Photo credit Erica Berger

 

To spur innovation in cancer treatment and healthcare, the industry needs to get the “elephant” out of the room.

That’s how Greg Simon, president of the Biden Cancer Initiative, described the subconscious bias that keeps healthcare professionals in their lanes, stops them from asking questions, and making change.

 

“Turn off your subconscious,” Simon said at the MM&M Transforming Healthcare conference on Thursday. “Apple. Steve Jobs. There was a time when it was just not possible for the recording industry to imagine selling things one song at a time. It’s the people who get past the elephant who make history.”

 

That’s what he’s trying to do at the Biden Cancer Initiative: change the healthcare system to be more collaborative and standardized to improve cancer treatments.

 

The system, he said, needs to behave more like the cancer cells it’s trying to fight.

 

“Cancer cells use blood supply, the nervous system; they have routes like tunnels in Vietnam or tunnels under Trump’s wall; they use everything, but we don’t,” he said. “When you do find something that works, all the delays start kicking in. Finally, we figure something out and it’s going to be 10 years before that makes it through the health system. We take knowledge and lock it up, whereas the cancer cell doesn’t delay anything; it’s moving all the time.”

 

To get around the lack of communication between medical centers, former Vice President Joe Biden had to fly his son’s medical record on a CD on Air Force Two to get it from one hospital to another, Simon said.

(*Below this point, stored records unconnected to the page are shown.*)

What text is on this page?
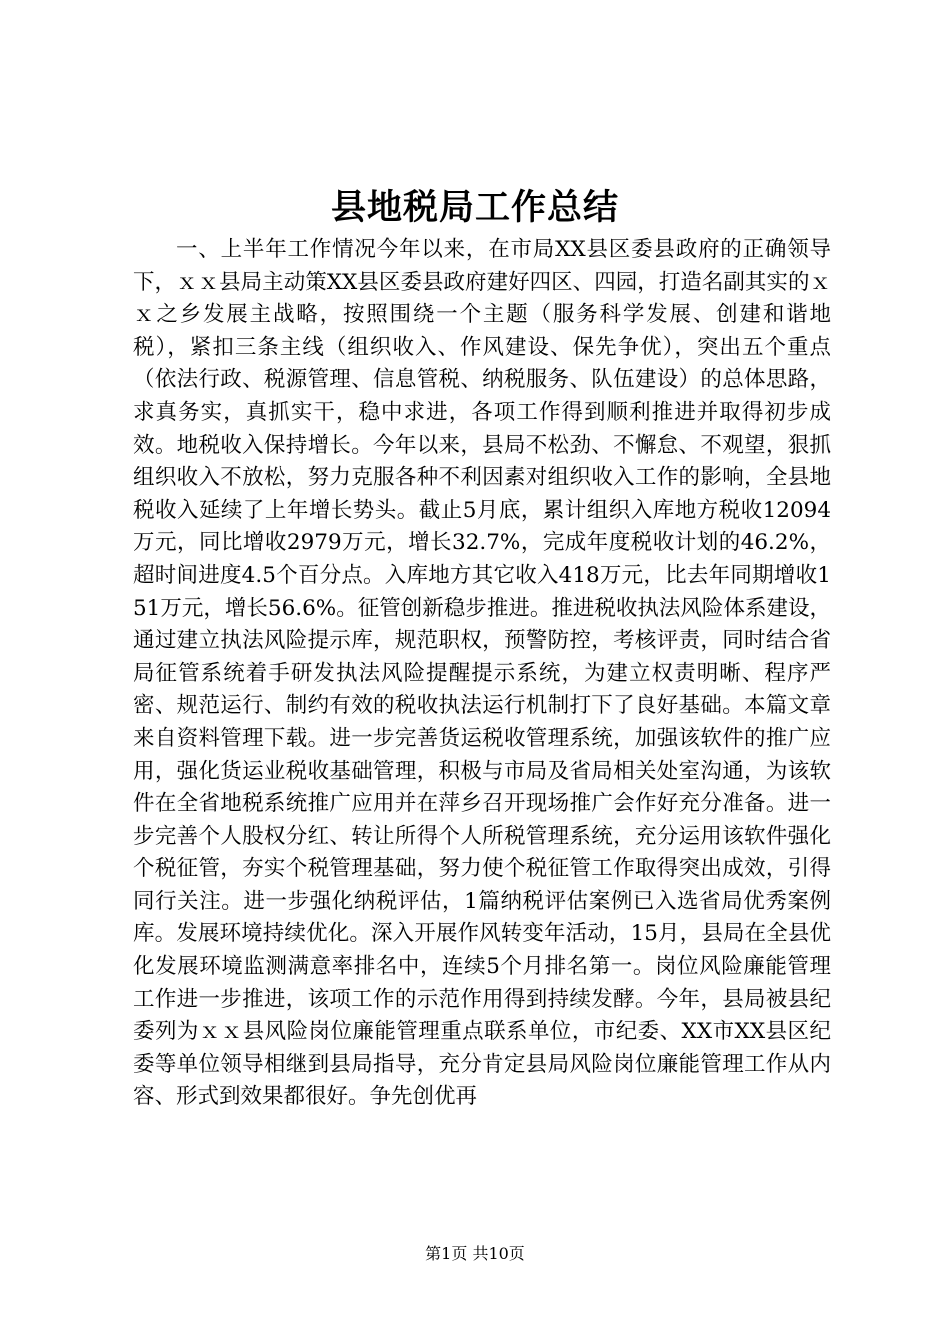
县地税局工作总结

一、上半年工作情况今年以来，在市局XX县区委县政府的正确领导下，ｘｘ县局主动策XX县区委县政府建好四区、四园，打造名副其实的ｘｘ之乡发展主战略，按照围绕一个主题（服务科学发展、创建和谐地税），紧扣三条主线（组织收入、作风建设、保先争优），突出五个重点（依法行政、税源管理、信息管税、纳税服务、队伍建设）的总体思路，求真务实，真抓实干，稳中求进，各项工作得到顺利推进并取得初步成效。地税收入保持增长。今年以来，县局不松劲、不懈怠、不观望，狠抓组织收入不放松，努力克服各种不利因素对组织收入工作的影响，全县地税收入延续了上年增长势头。截止5月底，累计组织入库地方税收12094万元，同比增收2979万元，增长32.7%，完成年度税收计划的46.2%，超时间进度4.5个百分点。入库地方其它收入418万元，比去年同期增收151万元，增长56.6%。征管创新稳步推进。推进税收执法风险体系建设，通过建立执法风险提示库，规范职权，预警防控，考核评责，同时结合省局征管系统着手研发执法风险提醒提示系统，为建立权责明晰、程序严密、规范运行、制约有效的税收执法运行机制打下了良好基础。本篇文章来自资料管理下载。进一步完善货运税收管理系统，加强该软件的推广应用，强化货运业税收基础管理，积极与市局及省局相关处室沟通，为该软件在全省地税系统推广应用并在萍乡召开现场推广会作好充分准备。进一步完善个人股权分红、转让所得个人所税管理系统，充分运用该软件强化个税征管，夯实个税管理基础，努力使个税征管工作取得突出成效，引得同行关注。进一步强化纳税评估，1篇纳税评估案例已入选省局优秀案例库。发展环境持续优化。深入开展作风转变年活动，15月，县局在全县优化发展环境监测满意率排名中，连续5个月排名第一。岗位风险廉能管理工作进一步推进，该项工作的示范作用得到持续发酵。今年，县局被县纪委列为ｘｘ县风险岗位廉能管理重点联系单位，市纪委、XX市XX县区纪委等单位领导相继到县局指导，充分肯定县局风险岗位廉能管理工作从内容、形式到效果都很好。争先创优再

第1页 共10页
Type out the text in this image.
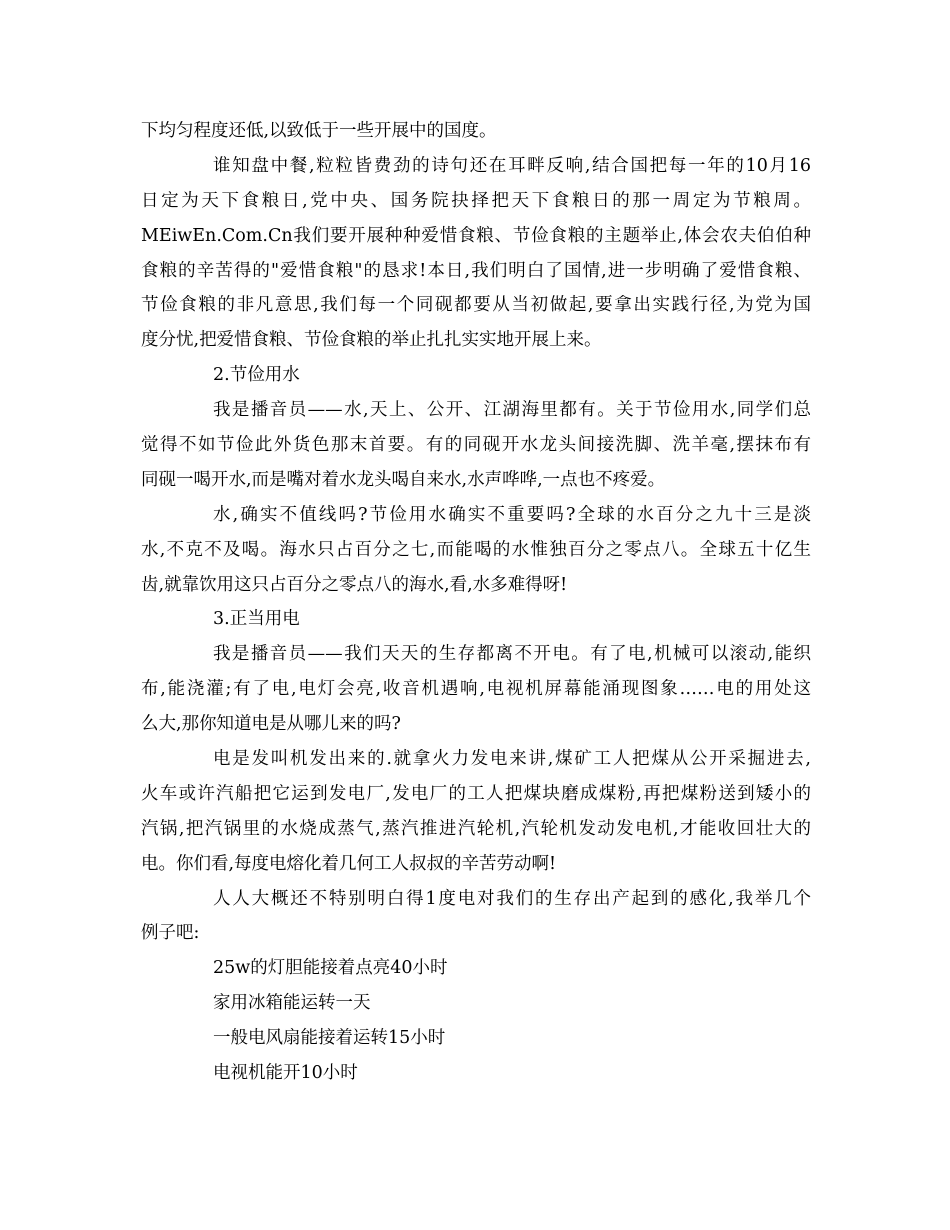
下均匀程度还低,以致低于一些开展中的国度。
谁知盘中餐,粒粒皆费劲的诗句还在耳畔反响,结合国把每一年的10月16
日定为天下食粮日,党中央、国务院抉择把天下食粮日的那一周定为节粮周。
MEiwEn.Com.Cn我们要开展种种爱惜食粮、节俭食粮的主题举止,体会农夫伯伯种
食粮的辛苦得的"爱惜食粮"的恳求!本日,我们明白了国情,进一步明确了爱惜食粮、
节俭食粮的非凡意思,我们每一个同砚都要从当初做起,要拿出实践行径,为党为国
度分忧,把爱惜食粮、节俭食粮的举止扎扎实实地开展上来。
2.节俭用水
我是播音员——水,天上、公开、江湖海里都有。关于节俭用水,同学们总
觉得不如节俭此外货色那末首要。有的同砚开水龙头间接洗脚、洗羊毫,摆抹布有
同砚一喝开水,而是嘴对着水龙头喝自来水,水声哗哗,一点也不疼爱。
水,确实不值线吗?节俭用水确实不重要吗?全球的水百分之九十三是淡
水,不克不及喝。海水只占百分之七,而能喝的水惟独百分之零点八。全球五十亿生
齿,就靠饮用这只占百分之零点八的海水,看,水多难得呀!
3.正当用电
我是播音员——我们天天的生存都离不开电。有了电,机械可以滚动,能织
布,能浇灌;有了电,电灯会亮,收音机遇响,电视机屏幕能涌现图象……电的用处这
么大,那你知道电是从哪儿来的吗?
电是发叫机发出来的.就拿火力发电来讲,煤矿工人把煤从公开采掘进去,
火车或许汽船把它运到发电厂,发电厂的工人把煤块磨成煤粉,再把煤粉送到矮小的
汽锅,把汽锅里的水烧成蒸气,蒸汽推进汽轮机,汽轮机发动发电机,才能收回壮大的
电。你们看,每度电熔化着几何工人叔叔的辛苦劳动啊!
人人大概还不特别明白得1度电对我们的生存出产起到的感化,我举几个
例子吧:
25w的灯胆能接着点亮40小时
家用冰箱能运转一天
一般电风扇能接着运转15小时
电视机能开10小时
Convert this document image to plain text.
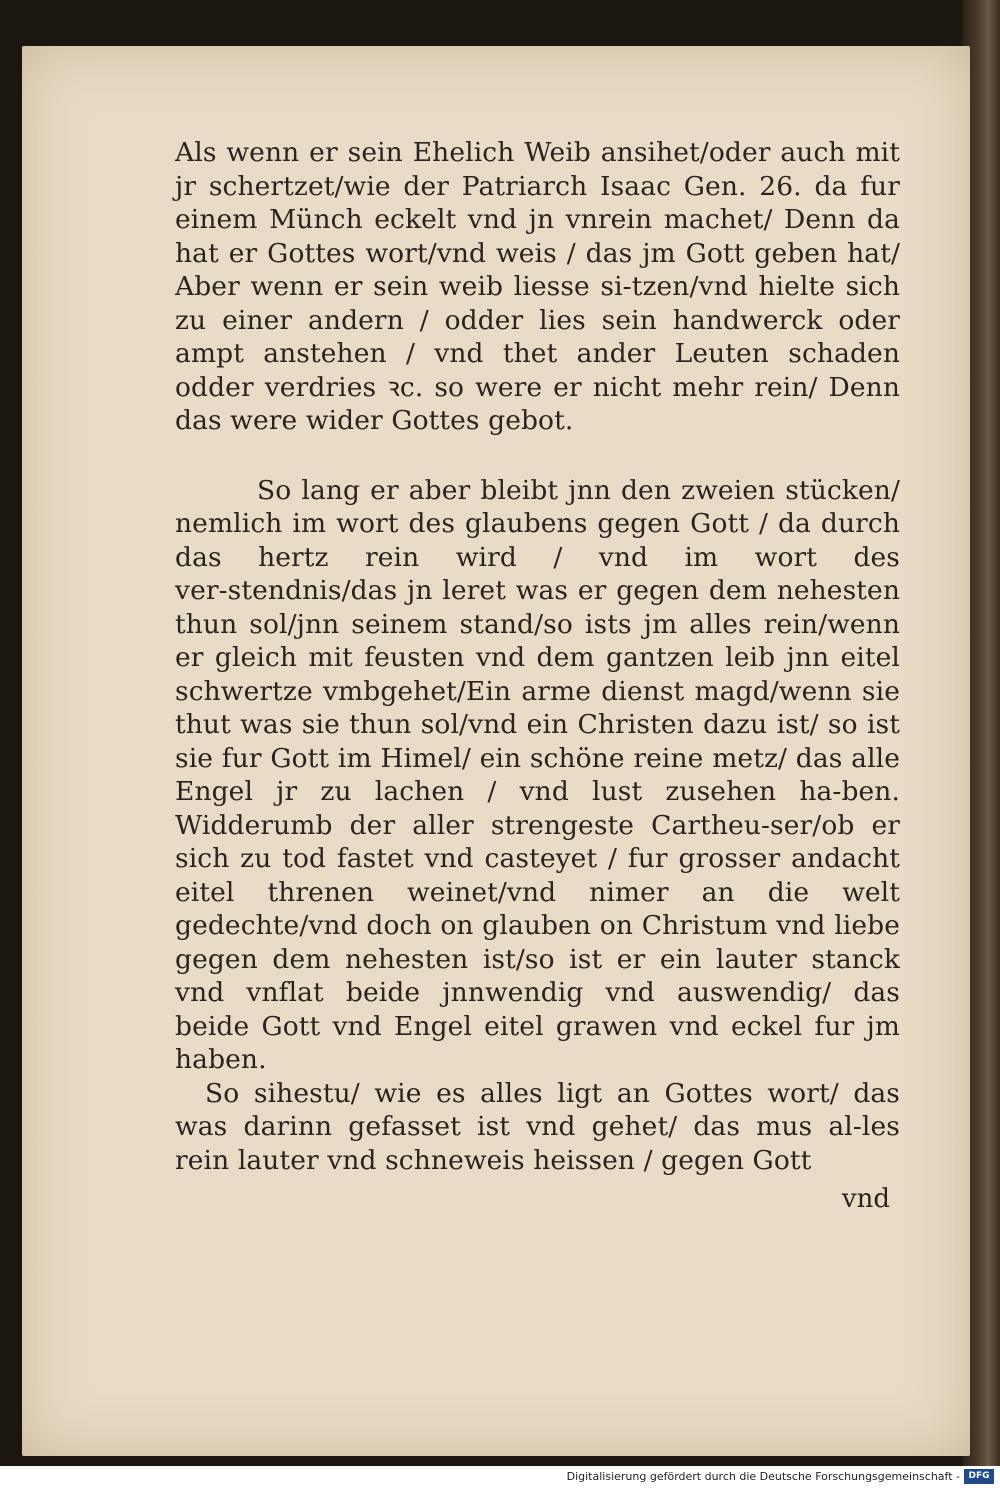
Als wenn er sein Ehelich Weib ansihet/oder auch mit jr schertzet/wie der Patriarch Isaac Gen. 26. da fur einem Münch eckelt vnd jn vnrein machet/ Denn da hat er Gottes wort/vnd weis / das jm Gott geben hat/ Aber wenn er sein weib liesse si‑tzen/vnd hielte sich zu einer andern / odder lies sein handwerck oder ampt anstehen / vnd thet ander Leuten schaden odder verdries ꝛc. so were er nicht mehr rein/ Denn das were wider Gottes gebot.

So lang er aber bleibt jnn den zweien stücken/ nemlich im wort des glaubens gegen Gott / da durch das hertz rein wird / vnd im wort des ver‑stendnis/das jn leret was er gegen dem nehesten thun sol/jnn seinem stand/so ists jm alles rein/wenn er gleich mit feusten vnd dem gantzen leib jnn eitel schwertze vmbgehet/Ein arme dienst magd/wenn sie thut was sie thun sol/vnd ein Christen dazu ist/ so ist sie fur Gott im Himel/ ein schöne reine metz/ das alle Engel jr zu lachen / vnd lust zusehen ha‑ben. Widderumb der aller strengeste Cartheu‑ser/ob er sich zu tod fastet vnd casteyet / fur grosser andacht eitel threnen weinet/vnd nimer an die welt gedechte/vnd doch on glauben on Christum vnd liebe gegen dem nehesten ist/so ist er ein lauter stanck vnd vnflat beide jnnwendig vnd auswendig/ das beide Gott vnd Engel eitel grawen vnd eckel fur jm haben.

So sihestu/ wie es alles ligt an Gottes wort/ das was darinn gefasset ist vnd gehet/ das mus al‑les rein lauter vnd schneweis heissen / gegen Gott

vnd
Digitalisierung gefördert durch die Deutsche Forschungsgemeinschaft - DFG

A cancer survivor himself, Simon served for nine months as the executive director of the White House Cancer Moonshot Task Force, starting in March 2016. He was also former Vice President Al Gore’s chief domestic policy adviser from 1993 to 1997. Simon also served as CEO of financial services company Poliwogg and as an SVP at Pfizer.

Simon also said that a major government research project came from a meeting where he told employees from different agencies to work with someone they had never collaborated with before. That resulted in a collaboration that used soldiers’ blood samples from the Defense Department to study early indicators of cancer for data being catalogued by IBM’s Watson.

 

Healthcare professionals also need to turn off their subconscious when communicating with patients. The Biden Cancer Initiative is doing this through the #CancerFierce campaign, through which patients are sharing how they turned their “fears into fierce” to empower others going through treatment.

“We tend to see things from our elephant’s point of view even when we’re dealing with patients with cancer,” Simon said. “The only way you can cast your net to the other side, which is their point of view, is to consciously stop what you’re doing and ask yourself, ‘How do I appear to people in bed, to people with an IV in and doing chemotherapy?’ One of the most important weapons we have at our disposal is empathy.”